Sometimes, the discount vanishes: when a closed-end either dissolves, distributing its net assets to its shareholders, or becomes liquid in a less violent fashion by open-ending. In the latter case, the shareholders are given the same right to cash out at net asset value that all open-end funds offer.
In a halfway step to open-ending, the operator of a closed-end may use some of the fund's assets to buy in their own shares as a way of pushing up the share price and providing an exit ramp for disaffected holders. Share buybacks tend to shrink the discount but not eliminate it. Usually, the investment outfit operating a closed-end fund is not thrilled with the idea of opening it; if a lot of formerly captive customers head for the exit, the pool of assets on which the manager collects a percentage fee will suddenly shrink.
Playing closed-end funds.
Fund Discount Where traded Fold Emerging Germany 19% New York Europe Fund 16 New York Italy Fund 20 New York Spain Fund 17 New York Swiss Helvetia 21 New York Hold Aberdeen Emerging Asia 19 London East Europe Development Fund 24 Dublin Edinburgh New Tiger Trust 26 London Greek Progress 19 Athens Value Realization Trust 9 London Source: Lazard FrSres.

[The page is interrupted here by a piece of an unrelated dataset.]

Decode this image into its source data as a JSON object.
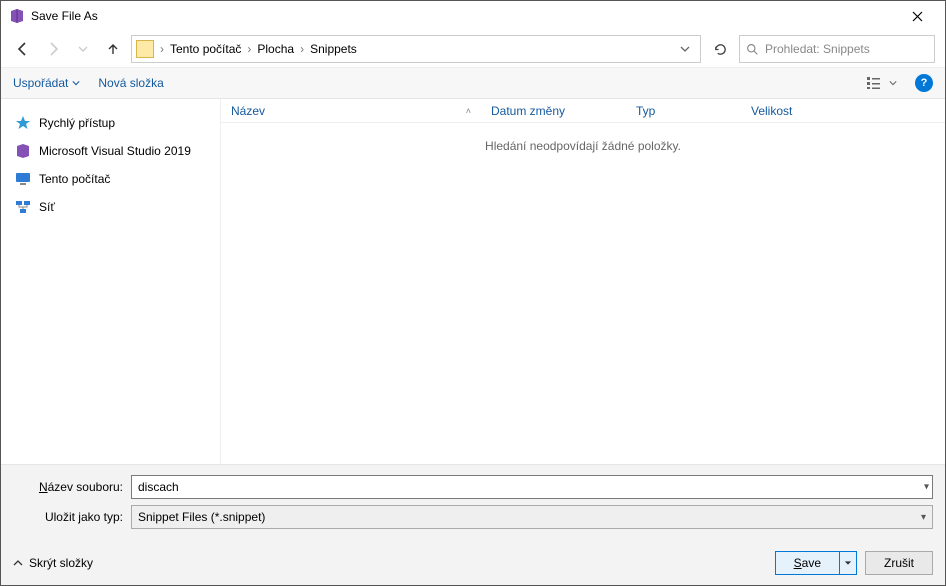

As it happens, roughly 40 of the 51 closed-ends in the World Trust portfolio are either enmeshed in a restructuring or are being seriously pressed by outsiders to open-end or do some buybacks. This year alone four funds in the World Trust, all London registered, were forced open, and three more (one in London, the other two in New York) are scheduled to do so this year. The table above lists other World Trust holdings where prospects are good for an open-ending, in Zagoreos' view.
Here's one reason for an open-ending. A closed-end was created years ago to participate in an illiquid stock exchange, but that stock market has matured and no longer demands a closed-end structure as a vehicle for foreigners to invest through. Cases in point: the Italy Fund (20% discount) and the Swiss Helvetia Fund (21%). There's no certainty that either of these will go open, but at least the sponsors can't make as compelling a case as they used to for standing pat.

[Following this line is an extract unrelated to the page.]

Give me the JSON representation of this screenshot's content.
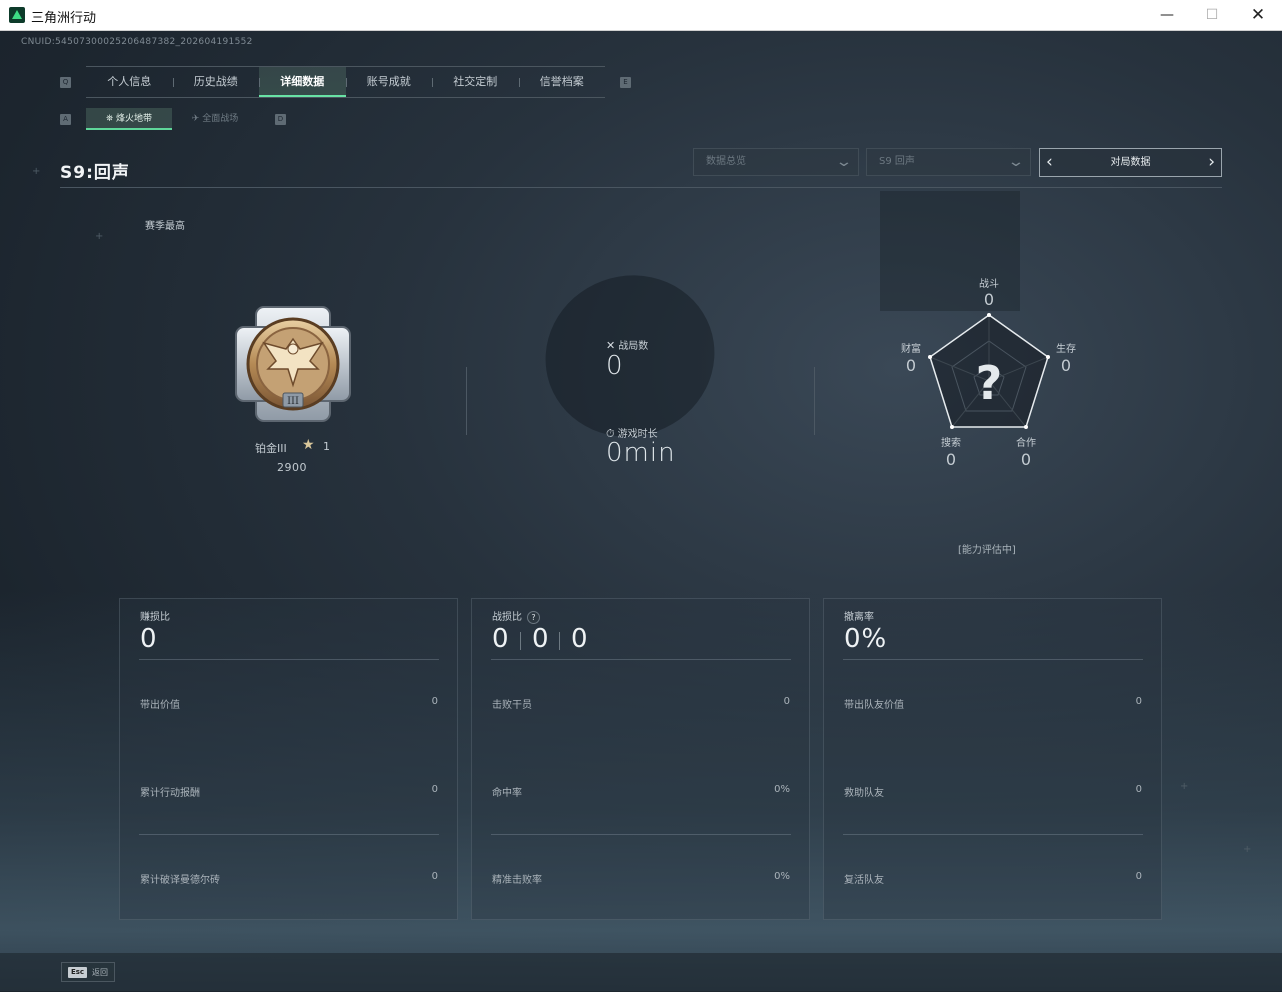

Zagoreos isn't just a trader. He is also willing to make long-term bets on closed-ends that really do have a reason for being, meaning they operate in very chancy, illiquid markets that are hard-pressed even to clear stock trades in an orderly fashion. We're talking about India, Latin America, Eastern Europe and even Russia.
Yes, Russia has cost Zagoreos 1% to 2% of the fund's net asset value in recent months, but he's planning to hang in there. At present prices, listed Russian stocks are worth maybe $28 billion-half the market cap of Greece, which has a much smaller economy.
If you do want to participate in a Third World market, look far and wide for the right fund. Luxembourg-listed First NIS Regional Fund, which invests in eastern Europe, trades at a 31% discount; the more accessible Templeton Russia Fund, which trades on the New York Stock Exchange, sells at a 39% premium. That's not unusual.
"Shop only in New York and you miss many of the best deals," Zagoreos says.
One caution. It can be a real tax headache to own a foreign-domiciled fund in a taxable account. Zagoreos recommends trying to hold these things in a self-directed IRA, 401(k) or the like.
Hey, what about the World Trust's own 11% discount? When is Zagoreos going to open-end the thing and deliver a nice little windfall to his shareholders? At 8% to 10%, he started buying back shares. It's a first step.